A classic appetizer platter in Ashkenazi Jewish cuisine, this dish features a spread of chopped liver and poached gefilte fish, often served with accompaniments. Chopped liver is made from sautéed chicken livers, onions, and often hard-boiled eggs, while gefilte fish is a savory mousse of ground whitefish (like carp, pike, or whitefish) poached in a fish broth. This platter is a traditional centerpiece for holiday meals and celebrations.
This platter is a high-protein, moderate-to-high fat dish, with the liver providing iron and B vitamins, and the fish offering lean protein and omega-3s.
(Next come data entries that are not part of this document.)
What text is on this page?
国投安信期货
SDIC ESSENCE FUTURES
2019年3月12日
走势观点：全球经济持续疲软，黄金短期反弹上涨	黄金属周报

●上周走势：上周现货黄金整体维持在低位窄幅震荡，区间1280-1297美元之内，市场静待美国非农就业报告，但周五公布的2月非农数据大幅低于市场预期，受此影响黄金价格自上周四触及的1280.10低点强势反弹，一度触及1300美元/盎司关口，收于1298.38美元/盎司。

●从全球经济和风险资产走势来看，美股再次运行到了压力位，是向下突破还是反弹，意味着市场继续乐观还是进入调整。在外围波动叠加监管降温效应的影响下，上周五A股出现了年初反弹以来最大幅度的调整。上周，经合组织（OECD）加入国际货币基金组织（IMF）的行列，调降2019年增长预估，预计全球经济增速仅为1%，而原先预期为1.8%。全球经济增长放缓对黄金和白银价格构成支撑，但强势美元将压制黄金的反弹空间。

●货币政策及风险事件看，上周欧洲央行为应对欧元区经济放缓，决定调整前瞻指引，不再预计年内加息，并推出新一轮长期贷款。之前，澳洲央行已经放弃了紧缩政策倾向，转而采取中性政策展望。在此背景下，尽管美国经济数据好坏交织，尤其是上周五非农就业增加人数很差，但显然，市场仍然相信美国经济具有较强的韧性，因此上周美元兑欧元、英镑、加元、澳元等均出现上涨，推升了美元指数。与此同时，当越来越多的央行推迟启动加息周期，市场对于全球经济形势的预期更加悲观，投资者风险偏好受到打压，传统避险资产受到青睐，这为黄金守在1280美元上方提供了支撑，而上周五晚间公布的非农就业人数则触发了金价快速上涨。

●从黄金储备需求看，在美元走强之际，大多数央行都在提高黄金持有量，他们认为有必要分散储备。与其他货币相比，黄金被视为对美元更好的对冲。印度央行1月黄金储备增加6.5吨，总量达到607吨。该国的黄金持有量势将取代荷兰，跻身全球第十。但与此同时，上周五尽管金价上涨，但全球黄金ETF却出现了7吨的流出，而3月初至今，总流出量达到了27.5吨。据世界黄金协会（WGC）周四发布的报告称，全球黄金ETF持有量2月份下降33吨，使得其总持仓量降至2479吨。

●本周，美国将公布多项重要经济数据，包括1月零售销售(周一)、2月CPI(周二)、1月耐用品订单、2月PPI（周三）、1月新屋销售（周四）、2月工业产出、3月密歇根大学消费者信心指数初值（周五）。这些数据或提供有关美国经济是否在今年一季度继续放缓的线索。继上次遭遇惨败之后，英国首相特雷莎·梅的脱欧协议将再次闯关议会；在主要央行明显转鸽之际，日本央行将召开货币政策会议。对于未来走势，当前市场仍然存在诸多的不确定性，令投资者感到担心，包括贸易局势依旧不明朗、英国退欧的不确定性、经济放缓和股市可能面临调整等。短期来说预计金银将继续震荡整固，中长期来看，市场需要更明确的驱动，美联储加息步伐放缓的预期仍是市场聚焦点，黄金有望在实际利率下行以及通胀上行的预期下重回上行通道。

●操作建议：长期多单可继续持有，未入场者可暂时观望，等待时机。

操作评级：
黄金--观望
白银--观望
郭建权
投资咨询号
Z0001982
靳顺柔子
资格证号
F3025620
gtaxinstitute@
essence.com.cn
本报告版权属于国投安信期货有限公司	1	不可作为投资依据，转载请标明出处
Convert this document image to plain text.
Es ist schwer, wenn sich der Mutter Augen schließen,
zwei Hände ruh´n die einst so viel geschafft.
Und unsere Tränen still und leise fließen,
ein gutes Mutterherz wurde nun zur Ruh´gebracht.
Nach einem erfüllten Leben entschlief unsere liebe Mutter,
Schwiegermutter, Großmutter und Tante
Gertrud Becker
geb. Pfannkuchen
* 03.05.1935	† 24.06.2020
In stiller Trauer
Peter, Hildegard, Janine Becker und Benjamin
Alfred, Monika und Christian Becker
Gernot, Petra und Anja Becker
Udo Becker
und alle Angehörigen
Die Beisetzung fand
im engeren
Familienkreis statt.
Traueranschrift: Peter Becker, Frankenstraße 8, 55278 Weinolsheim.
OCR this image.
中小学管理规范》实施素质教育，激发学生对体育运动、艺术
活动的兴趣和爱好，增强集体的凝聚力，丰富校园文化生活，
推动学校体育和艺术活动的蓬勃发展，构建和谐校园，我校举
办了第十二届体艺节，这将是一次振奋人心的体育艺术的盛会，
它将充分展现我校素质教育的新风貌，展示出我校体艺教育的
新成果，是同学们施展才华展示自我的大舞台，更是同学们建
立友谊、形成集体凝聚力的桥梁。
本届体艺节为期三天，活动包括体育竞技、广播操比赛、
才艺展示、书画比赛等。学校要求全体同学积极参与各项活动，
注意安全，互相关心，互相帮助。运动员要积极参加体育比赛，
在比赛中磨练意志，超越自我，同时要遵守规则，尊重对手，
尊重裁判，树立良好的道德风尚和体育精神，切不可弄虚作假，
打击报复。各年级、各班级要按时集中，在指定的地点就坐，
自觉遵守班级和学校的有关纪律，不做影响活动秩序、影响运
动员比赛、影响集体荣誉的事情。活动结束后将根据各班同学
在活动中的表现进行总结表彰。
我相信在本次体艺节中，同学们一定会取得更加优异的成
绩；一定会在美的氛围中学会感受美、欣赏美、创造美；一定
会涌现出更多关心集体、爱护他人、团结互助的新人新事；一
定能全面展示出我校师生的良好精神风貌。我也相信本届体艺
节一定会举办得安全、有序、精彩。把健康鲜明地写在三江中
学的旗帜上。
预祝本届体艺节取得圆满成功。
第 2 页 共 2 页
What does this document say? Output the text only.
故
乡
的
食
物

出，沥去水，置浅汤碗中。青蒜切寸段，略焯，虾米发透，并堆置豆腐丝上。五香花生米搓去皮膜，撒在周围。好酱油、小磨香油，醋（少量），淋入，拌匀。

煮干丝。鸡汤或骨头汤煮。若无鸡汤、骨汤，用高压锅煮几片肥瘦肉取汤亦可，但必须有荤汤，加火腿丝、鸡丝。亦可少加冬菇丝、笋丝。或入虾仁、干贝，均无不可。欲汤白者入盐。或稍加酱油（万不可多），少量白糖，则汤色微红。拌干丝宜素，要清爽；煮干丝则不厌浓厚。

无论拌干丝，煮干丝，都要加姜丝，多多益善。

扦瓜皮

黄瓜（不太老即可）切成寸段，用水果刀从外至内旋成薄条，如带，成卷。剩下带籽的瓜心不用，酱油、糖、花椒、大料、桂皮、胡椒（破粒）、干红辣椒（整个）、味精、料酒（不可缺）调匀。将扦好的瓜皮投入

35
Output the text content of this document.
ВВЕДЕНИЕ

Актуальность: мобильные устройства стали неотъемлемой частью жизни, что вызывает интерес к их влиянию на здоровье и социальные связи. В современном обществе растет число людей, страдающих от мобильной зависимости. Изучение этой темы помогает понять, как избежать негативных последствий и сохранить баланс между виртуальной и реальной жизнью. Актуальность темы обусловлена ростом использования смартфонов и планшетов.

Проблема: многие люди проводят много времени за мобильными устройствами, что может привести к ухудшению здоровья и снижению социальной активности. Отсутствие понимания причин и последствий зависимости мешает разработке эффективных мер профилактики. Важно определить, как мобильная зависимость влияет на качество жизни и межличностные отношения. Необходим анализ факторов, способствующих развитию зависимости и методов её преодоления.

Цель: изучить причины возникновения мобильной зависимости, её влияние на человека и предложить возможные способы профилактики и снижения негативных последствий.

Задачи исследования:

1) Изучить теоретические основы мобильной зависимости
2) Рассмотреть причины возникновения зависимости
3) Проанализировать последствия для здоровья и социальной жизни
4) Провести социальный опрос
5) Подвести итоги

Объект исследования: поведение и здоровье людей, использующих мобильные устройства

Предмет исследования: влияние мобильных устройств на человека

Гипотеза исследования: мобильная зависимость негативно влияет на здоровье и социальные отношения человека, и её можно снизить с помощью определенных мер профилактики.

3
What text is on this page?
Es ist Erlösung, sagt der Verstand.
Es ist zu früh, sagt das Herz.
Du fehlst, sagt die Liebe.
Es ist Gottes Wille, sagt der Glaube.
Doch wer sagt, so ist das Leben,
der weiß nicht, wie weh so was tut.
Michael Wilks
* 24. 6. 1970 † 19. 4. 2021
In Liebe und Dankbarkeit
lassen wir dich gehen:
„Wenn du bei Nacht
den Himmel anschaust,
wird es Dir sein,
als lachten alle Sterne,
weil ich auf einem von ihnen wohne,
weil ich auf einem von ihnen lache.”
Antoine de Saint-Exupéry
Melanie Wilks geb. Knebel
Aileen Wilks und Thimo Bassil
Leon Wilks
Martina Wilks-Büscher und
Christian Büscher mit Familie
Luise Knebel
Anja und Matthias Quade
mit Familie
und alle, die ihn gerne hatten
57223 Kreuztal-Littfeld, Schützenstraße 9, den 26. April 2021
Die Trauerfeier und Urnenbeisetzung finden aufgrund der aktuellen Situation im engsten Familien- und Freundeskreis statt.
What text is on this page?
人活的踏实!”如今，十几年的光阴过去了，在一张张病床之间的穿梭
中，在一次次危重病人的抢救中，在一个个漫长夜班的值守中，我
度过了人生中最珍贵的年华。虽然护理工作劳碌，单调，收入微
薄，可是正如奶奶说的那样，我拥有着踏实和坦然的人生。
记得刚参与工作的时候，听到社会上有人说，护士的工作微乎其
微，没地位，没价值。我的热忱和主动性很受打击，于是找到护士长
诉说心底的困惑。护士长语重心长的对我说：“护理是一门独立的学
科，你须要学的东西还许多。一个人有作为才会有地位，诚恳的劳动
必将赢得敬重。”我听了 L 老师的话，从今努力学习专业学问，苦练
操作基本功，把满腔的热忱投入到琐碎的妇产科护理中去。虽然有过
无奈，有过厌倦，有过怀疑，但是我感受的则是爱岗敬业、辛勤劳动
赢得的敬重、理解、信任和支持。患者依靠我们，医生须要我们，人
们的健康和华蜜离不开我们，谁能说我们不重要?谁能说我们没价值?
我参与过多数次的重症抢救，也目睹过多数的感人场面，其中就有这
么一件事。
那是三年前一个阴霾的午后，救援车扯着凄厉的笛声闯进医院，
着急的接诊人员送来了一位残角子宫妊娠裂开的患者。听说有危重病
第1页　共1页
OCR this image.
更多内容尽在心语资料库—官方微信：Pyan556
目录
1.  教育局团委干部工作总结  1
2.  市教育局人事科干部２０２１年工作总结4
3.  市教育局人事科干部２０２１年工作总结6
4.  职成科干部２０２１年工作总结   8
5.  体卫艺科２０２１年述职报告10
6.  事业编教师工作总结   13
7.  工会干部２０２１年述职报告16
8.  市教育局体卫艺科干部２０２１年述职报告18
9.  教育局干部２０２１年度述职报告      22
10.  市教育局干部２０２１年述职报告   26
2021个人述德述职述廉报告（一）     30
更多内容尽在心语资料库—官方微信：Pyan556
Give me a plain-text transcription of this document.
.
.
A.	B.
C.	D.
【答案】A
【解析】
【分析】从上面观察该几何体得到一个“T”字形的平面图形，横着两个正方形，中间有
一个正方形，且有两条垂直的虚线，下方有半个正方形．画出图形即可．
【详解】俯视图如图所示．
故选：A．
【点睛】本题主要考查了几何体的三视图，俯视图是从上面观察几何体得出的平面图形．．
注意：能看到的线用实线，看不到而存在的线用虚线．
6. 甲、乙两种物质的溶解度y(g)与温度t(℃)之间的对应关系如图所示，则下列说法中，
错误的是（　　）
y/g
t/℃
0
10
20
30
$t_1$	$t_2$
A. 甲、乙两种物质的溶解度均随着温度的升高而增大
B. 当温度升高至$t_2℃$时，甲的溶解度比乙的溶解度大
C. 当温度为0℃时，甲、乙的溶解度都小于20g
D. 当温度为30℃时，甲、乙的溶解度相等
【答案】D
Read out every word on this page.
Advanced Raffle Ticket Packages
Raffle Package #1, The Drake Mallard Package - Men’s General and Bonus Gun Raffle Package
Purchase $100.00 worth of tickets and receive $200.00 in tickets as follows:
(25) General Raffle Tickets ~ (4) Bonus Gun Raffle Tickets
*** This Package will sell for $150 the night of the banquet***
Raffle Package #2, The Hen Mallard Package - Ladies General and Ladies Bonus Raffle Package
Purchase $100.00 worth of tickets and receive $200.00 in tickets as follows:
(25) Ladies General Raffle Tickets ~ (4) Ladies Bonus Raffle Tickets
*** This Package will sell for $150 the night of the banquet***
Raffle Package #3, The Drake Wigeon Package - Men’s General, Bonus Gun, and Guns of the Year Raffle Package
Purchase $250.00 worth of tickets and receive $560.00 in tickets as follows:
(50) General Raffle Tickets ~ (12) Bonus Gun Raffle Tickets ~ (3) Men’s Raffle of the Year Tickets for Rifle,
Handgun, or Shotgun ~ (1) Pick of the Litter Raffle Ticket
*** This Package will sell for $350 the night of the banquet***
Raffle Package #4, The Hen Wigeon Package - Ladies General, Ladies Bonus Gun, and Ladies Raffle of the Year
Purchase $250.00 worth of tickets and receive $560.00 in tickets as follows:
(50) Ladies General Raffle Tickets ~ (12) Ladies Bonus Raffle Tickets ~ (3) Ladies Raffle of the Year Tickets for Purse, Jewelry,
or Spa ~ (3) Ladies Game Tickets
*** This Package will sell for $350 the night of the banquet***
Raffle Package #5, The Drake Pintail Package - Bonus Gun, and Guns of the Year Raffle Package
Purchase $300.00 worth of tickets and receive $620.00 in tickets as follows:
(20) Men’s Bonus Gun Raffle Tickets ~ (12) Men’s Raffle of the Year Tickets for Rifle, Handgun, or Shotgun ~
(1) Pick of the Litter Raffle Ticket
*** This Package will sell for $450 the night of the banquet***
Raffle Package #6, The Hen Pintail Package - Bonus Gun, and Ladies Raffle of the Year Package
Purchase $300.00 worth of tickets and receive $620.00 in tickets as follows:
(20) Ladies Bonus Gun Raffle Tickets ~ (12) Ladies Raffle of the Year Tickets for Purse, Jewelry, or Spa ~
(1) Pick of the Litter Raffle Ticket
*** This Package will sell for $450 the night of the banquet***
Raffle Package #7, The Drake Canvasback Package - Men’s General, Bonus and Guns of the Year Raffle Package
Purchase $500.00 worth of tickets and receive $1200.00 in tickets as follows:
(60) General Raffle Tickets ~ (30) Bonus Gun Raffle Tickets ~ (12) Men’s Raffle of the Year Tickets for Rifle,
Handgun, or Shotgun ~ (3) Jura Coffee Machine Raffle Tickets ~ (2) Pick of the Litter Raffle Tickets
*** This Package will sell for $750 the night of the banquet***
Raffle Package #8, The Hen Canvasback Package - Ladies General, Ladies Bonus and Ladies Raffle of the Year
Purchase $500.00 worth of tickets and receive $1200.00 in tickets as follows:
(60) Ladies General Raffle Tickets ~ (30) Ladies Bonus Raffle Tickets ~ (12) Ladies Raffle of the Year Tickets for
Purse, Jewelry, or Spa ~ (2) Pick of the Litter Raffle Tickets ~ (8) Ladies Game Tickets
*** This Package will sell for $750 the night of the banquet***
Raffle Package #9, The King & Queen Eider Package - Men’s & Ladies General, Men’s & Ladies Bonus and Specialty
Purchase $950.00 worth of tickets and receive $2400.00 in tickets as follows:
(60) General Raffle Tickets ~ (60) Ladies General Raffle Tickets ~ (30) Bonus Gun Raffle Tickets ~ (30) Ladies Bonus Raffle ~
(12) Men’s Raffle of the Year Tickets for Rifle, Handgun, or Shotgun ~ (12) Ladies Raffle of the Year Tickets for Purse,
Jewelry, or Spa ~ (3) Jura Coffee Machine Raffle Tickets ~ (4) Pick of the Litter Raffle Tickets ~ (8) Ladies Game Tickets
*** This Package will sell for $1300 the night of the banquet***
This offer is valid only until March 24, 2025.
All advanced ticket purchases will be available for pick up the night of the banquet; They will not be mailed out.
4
A typical serving can range from 300 to 450 calories, depending on the specific recipes and portion sizes.
| Calories | 380 kcal |
| Protein | 28 g |
| Carbs | 8 g |
| Fat | 26 g |
| Fiber | 1 g |
| Sugar | 3 g |
| Sodium | 650 mg |
| Vitamin B12 | 12 mcg |
| Iron | 4.5 mg |
| Selenium | 25 mcg |
| Phosphorus | 320 mg |
| Zinc | 3 mg |
| Niacin (B3) | 8 mg |
| Folate | 90 mcg |
| Vitamin A | 4500 IU |
Per 1 platter serving (approx. 150g chopped liver + 120g gefilte fish) · estimated, varies by recipe
Culturally, this platter represents the resourceful and symbolic nature of Ashkenazi Jewish cooking, turning humble ingredients into festive fare. Nutritionally, it's a unique combination of organ meat and freshwater fish, offering a dense profile of micronutrients like vitamin B12, selenium, and phosphorus.